When a new Section 8 law, the Housing Opportunity Through Modernization Act of 2016 (HOTMA), entered the picture in 2016, it was intended to streamline the administrative process for landlords as well as tenants. However, its proposed regulations, introduced in 2019, “effectively eliminated the use of special needs trusts” to preserve Section 8 by counting each special needs trust distribution as income. The proposed rules offered no room for exceptions.
This would inevitably put special needs planners between a rock and a hard place, Urbatsch explained. “You’re going to have your clients come to you with Section 8,” he said. “They might have a special needs trust, but you can’t use it … So you have to make a choice: They’re going to use their special needs trust, or they are going to continue with Section 8.”
‘The Big Save’
Attorneys and advocates waited years for the final official guidelines. In February 2023, HUD finally issued them. In what Urbatsch calls “the Big Save,” the final version now includes language that will ultimately allow individuals to use special needs trusts while remaining eligible for Section 8.
While these final regulations are slated to go into effect at the start of 2024, there are a number of outstanding questions. For example, public housing agencies are often unfamiliar with special needs trusts, Urbatsch pointed out. It remains to be seen whether these agencies will become more likely to place the onus on the trustee or resident to verify whether they have received any income from a trust, and whether such agencies would start to withhold recertification of eligibility.
Insights and Resources
For special needs planners who have clients in Section 8 housing, Urbatsch shared several pieces of advice as well as resources attorneys may find helpful.

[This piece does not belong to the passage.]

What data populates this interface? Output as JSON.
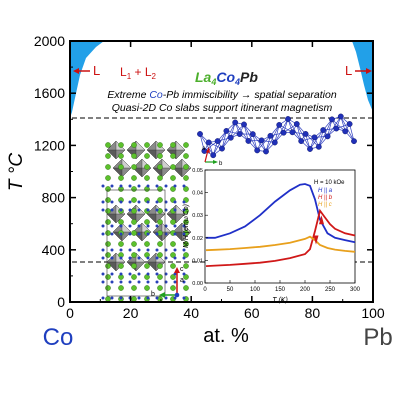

Among them are the following:
- Have a plan in place to monitor the beneficiary’s income.
- Manage income tax consequences.
- If necessary, amend the trust to manage trust income and allow distribution of all principal before income distribution.
- Use ABLE accounts for ‘income’ distributions from the special needs trust.
- Check out Section 8 Made Simple from the Technical Assistance Collaborative, which offers many of the technical details.
- Visit HUD’s dedicated resource page on HOTMA.